Newseum: Super-Sized R-Rated Version

On Nov. 14, 2013, the Newseum in Washington, D.C. opened what it hoped would be a “blockbuster” show, Anchorman: The Legend of Ron Burgundy - The Exhibit. If there was ever a more blatant abuse of a museum’s mission, I cannot think of what it might be. Slated to run until Aug. 31, 2014, the exhibit was created in partnership with Paramount Studios to promote its latest movie, Anchorman 2: The Legend Continues, written and directed by Will Ferrell and Adam McKay. Ferrell stars in the film as a 1970s anchorman at a fictional television news station.

A fictitious burgundy suit belonging to a fictitious newsman, who recited fictitious news, man, all displayed at a fictitious museum back by a fictitious movie studio. Photo courtesy of a fictitious photographer.

A fictitious burgundy suit belonging to a fictitious newsman, who recited fictitious news, man - all displayed at a fictitious museum backed by a fictitious movie studio. Photo courtesy of a fictitious photographer.

Presenting some 60 costumes and props from Ferrell’s 2004 movie, Anchorman: The Legend of Ron Burgundy, the Newseum exhibit was timed to coincide with the formal opening of Anchorman 2 on December 18, 2013.

The “personal effects” (read: movie props), belonging to the fictitious  anchorman - a burgundy suit, mustache brush, and jazz flute, are displayed in the Newseum as if they were the property of an actual historic journalistic figure like Edward R. Murrow, Walter Cronkite, Bob Woodward, or Carl Bernstein. Another prop from the Paramount film - the news desk of the imaginary Ron Burgundy - will also be on display, along with various costumes worn by Ferrell and co-star Christina Applegate.

Developments at the Newseum give added weight and validity to The Newspeak Newseum, an article I wrote after the opening of the Newseum in Washington, D.C. on April 11, 2008. Quoting that critique:

“The traditional concept of a museum as an elite institution dedicated to research and the acquisition, conservation, and safeguarding of humanity’s collective heritage - seems to be giving way to a profit driven, entertainment oriented, glitzy pop culture approach to museum management. As corporate monopolies move ever closer to controlling the cultural life of the nation, the Newseum provides the clearest look yet of a cultural institution in the service of big business.”

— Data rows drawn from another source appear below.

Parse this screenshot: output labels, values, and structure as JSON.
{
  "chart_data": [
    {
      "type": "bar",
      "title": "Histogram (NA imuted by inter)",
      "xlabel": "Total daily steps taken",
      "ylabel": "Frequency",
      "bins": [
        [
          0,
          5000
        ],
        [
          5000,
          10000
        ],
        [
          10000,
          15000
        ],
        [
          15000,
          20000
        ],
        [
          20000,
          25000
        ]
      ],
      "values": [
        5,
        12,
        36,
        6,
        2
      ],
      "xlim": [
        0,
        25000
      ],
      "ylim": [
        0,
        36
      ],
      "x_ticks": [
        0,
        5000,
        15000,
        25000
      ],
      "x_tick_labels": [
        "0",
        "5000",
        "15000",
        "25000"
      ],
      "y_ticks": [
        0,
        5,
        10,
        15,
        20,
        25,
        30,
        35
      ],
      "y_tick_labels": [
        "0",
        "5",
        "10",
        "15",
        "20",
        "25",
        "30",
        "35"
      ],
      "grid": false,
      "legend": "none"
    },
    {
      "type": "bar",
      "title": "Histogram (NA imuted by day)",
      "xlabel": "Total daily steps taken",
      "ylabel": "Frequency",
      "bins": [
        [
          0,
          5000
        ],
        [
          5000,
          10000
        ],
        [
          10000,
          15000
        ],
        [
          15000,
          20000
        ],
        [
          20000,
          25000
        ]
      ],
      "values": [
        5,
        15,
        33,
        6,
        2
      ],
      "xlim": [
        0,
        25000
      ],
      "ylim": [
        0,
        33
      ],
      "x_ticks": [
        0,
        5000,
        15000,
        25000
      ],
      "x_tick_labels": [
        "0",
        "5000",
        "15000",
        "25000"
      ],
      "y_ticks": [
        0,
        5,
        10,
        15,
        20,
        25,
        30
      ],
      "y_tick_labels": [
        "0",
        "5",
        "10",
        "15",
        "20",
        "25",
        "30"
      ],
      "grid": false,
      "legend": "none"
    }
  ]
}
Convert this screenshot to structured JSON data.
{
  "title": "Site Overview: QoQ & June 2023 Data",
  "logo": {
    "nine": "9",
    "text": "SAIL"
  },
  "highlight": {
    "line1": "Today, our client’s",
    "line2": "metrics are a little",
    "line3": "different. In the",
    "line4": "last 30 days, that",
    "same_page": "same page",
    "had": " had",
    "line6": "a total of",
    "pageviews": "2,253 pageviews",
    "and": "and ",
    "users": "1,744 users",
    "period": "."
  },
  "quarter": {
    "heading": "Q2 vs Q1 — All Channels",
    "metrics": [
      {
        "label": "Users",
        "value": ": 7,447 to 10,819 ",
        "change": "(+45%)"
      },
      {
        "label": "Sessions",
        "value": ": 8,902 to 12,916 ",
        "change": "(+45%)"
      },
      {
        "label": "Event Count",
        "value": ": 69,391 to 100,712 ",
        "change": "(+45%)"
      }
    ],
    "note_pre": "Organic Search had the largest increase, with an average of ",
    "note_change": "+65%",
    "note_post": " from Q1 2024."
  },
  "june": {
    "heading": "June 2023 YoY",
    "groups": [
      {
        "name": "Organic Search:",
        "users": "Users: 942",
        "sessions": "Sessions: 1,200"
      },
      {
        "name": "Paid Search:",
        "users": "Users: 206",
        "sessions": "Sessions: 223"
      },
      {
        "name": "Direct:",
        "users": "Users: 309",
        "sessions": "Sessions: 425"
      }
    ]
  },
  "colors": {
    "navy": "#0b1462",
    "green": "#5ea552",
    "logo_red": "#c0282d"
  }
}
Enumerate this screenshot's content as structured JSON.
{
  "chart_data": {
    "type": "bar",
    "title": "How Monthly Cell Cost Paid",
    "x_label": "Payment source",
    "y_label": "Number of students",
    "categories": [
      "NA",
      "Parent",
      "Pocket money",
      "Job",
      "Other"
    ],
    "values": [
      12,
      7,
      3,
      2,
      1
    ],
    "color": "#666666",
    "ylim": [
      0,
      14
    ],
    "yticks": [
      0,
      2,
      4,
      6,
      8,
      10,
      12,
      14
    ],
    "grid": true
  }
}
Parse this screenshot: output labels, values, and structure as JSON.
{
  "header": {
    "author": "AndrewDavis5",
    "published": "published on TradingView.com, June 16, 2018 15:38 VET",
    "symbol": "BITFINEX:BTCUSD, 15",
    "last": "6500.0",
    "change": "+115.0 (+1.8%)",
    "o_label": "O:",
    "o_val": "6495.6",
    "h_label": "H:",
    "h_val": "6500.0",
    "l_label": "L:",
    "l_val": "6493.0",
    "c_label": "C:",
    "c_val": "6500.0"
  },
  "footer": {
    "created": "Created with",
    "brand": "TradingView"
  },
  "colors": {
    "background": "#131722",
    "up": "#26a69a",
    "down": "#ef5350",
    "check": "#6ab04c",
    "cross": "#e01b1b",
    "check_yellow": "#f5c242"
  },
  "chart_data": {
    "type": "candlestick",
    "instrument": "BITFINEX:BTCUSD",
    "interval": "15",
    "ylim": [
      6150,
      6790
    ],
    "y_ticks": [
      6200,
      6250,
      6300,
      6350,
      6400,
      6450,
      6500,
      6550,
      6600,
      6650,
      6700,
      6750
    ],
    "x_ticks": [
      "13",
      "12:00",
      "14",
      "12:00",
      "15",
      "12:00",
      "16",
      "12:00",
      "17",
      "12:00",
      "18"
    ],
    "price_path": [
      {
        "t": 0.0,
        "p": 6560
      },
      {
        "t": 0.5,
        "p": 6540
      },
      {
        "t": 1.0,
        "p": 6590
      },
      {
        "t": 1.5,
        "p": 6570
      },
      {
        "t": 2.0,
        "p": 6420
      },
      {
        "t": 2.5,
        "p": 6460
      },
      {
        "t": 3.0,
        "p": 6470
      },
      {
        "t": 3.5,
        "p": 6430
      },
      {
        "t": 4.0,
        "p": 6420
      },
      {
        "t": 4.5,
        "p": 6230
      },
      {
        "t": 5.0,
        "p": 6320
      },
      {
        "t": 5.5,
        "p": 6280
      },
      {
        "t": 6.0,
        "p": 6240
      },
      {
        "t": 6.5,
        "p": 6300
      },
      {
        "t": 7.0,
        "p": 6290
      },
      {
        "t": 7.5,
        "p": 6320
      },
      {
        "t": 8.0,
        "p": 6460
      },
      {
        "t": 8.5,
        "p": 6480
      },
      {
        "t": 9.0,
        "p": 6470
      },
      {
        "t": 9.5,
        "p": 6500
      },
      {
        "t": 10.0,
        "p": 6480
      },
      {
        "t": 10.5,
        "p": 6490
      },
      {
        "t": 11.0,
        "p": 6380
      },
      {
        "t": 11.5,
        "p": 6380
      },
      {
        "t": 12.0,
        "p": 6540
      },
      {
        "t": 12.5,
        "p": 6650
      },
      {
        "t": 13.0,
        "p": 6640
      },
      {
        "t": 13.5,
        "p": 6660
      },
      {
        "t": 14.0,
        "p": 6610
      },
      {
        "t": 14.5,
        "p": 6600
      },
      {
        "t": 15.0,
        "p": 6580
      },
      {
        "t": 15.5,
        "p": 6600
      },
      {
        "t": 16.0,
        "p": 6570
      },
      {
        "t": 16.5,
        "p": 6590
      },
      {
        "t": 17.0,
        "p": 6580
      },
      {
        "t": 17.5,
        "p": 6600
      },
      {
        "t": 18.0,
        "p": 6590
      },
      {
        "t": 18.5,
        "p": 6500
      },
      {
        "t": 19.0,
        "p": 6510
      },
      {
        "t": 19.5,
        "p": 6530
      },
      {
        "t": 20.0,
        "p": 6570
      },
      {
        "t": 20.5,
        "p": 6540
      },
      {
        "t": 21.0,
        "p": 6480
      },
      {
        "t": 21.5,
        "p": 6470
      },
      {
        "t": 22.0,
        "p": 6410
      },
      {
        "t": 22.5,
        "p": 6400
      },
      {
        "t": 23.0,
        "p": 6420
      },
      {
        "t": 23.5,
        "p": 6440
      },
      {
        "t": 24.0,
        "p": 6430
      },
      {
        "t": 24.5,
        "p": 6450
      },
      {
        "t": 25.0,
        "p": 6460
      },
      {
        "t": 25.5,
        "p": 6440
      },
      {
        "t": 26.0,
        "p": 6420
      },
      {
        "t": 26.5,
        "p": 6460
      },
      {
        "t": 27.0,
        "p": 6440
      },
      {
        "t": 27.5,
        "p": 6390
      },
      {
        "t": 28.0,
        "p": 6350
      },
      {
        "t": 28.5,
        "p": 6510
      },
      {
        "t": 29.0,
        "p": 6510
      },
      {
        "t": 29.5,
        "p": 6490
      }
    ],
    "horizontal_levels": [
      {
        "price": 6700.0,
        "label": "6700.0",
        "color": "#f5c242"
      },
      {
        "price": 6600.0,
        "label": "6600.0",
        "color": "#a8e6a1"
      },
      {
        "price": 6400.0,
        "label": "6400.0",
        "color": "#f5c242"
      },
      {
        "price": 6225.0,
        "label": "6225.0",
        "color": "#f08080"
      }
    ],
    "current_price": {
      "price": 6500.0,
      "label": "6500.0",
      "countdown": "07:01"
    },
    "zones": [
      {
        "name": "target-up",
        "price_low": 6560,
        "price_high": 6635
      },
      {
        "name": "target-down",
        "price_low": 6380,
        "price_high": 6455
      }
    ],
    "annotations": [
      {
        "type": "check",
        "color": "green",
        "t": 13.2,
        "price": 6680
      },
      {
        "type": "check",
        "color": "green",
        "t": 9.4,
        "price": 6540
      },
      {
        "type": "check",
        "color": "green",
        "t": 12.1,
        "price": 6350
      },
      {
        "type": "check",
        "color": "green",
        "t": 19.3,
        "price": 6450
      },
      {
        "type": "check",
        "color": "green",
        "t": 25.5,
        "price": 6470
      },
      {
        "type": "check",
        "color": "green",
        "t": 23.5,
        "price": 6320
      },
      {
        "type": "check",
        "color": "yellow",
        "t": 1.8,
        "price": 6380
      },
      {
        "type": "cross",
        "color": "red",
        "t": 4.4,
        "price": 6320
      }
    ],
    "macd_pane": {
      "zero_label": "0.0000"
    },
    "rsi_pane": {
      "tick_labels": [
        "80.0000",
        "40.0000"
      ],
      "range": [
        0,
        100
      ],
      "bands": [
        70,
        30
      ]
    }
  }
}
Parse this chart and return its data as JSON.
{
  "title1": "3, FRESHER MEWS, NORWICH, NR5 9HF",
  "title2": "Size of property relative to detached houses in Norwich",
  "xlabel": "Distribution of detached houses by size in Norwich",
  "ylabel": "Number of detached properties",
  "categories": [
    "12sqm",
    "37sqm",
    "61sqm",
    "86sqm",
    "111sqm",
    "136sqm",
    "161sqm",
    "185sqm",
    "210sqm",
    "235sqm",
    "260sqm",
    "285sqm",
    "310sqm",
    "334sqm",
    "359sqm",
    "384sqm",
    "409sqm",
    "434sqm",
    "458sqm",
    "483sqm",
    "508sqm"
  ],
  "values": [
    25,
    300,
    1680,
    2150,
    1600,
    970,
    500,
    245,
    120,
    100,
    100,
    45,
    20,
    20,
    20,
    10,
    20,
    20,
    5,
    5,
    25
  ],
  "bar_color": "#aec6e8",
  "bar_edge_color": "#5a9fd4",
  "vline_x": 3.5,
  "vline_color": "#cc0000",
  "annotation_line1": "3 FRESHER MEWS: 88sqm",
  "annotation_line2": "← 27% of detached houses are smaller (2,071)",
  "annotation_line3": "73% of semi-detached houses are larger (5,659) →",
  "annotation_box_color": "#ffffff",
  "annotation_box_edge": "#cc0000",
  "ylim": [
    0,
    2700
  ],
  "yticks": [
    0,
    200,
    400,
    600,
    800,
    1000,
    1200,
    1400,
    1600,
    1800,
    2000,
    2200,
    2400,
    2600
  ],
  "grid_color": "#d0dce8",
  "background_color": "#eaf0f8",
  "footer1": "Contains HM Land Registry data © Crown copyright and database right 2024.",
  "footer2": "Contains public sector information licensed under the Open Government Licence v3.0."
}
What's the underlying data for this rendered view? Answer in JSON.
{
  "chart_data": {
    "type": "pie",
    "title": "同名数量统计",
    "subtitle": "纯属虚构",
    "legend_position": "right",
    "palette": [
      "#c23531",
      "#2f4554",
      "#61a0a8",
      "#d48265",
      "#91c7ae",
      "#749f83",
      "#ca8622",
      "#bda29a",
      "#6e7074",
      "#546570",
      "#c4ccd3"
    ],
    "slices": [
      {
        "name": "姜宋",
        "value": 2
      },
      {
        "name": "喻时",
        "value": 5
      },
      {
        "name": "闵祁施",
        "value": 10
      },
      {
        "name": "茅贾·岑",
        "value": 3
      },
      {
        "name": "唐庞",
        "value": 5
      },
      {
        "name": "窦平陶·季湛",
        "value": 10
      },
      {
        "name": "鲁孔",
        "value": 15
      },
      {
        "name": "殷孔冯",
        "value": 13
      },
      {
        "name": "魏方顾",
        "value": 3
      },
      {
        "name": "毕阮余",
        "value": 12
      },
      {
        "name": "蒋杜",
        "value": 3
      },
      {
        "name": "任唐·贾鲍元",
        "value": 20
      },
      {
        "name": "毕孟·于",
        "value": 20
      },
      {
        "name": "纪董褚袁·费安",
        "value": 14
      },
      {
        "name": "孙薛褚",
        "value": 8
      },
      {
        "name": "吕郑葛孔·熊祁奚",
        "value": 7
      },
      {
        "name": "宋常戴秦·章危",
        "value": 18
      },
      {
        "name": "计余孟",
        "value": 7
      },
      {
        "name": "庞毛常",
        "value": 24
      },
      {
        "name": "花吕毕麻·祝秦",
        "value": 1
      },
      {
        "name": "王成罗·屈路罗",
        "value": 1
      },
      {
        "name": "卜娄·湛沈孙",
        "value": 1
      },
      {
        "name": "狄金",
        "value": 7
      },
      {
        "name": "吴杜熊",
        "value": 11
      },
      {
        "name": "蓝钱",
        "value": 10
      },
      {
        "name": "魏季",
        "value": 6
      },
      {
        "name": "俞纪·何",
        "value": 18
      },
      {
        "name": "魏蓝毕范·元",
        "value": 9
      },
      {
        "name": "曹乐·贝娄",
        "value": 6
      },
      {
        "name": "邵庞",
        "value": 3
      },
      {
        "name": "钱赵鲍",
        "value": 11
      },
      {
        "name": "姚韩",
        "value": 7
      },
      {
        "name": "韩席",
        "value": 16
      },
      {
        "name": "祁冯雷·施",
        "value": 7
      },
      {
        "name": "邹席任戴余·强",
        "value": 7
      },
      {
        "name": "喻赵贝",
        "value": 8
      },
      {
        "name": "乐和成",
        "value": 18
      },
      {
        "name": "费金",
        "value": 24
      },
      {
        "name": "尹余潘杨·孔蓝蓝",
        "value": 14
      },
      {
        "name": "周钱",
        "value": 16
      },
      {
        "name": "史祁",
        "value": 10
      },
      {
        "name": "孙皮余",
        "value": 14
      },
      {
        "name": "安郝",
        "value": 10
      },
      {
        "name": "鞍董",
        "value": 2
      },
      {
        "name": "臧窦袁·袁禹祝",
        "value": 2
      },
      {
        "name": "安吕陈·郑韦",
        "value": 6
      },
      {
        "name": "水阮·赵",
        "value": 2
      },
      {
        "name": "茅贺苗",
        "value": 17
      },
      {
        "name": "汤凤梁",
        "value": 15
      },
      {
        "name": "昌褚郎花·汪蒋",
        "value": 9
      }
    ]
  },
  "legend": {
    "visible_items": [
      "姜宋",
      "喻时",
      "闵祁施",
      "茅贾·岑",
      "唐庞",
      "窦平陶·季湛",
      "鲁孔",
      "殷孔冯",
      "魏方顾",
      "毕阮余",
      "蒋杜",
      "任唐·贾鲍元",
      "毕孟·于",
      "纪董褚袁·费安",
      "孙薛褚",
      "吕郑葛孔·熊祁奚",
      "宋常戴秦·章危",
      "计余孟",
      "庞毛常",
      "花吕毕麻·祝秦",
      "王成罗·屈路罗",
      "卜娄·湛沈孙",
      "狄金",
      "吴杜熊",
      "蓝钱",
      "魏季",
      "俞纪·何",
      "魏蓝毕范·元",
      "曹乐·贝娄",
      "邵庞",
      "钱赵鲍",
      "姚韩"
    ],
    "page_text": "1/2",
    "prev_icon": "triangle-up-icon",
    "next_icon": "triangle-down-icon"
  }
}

Bloomberg Businessweek reported that the Chrysler Group contracted Ferrell to appear in character as Ron Burgundy in a series of “70 different commercials of varying length and format” for the 2014 Dodge Durango SUV. With help from one of the largest ad agencies in the world, Wieden+Kennedy (known for its work with sweatshop giant Nike), the ads have proliferated on television and across the web, from YouTube to Ferrill’s sophomoric funnyordie.com. But that is not the end of it. Ferrill’s flood of publicity stunts, television and radio appearances, not to mention branded products promoting the Anchorman franchise, led the director of Anchorman 2, Adam McKay, to declare it has all amounted to “at least 20 million in free publicity.” The Newseum is just another component to that mass marketing campaign.

As of this writing, Anchorman 2 has made more than $125 million in the U.S. since it opened in Dec. of 2013. But for Hollyweird enough is never enough. On Feb. 28 the movie will be re-released in around 1,000 theaters. Advertised as a “Super-Sized R-Rated Version,” it runs 20 extra minutes and contains “763 new jokes.” The late 2013 release of Anchorman 2 had 95% of its jokes stripped-out through digital editing, replacing them with filthier jokes for the re-release. And to what effect? Co-director McKay is quoted as having said, that in talks with Ferrell, the two realized they could “replace every single joke in the movie with another joke.” McKay went on to say that “there were a couple of jokes left for continuity.”

The museum’s curatorial philosophy seems akin to McKay’s vision of film-making. The Newseum can replace every single legitimate exhibit giving insight and focus to history, with faux exhibits that are nothing more than advertising campaigns for mega-corporations. For continuity’s sake, a few examples of how a museum should archive actual historic materials will be kept in place. Behold the future of U.S. museums.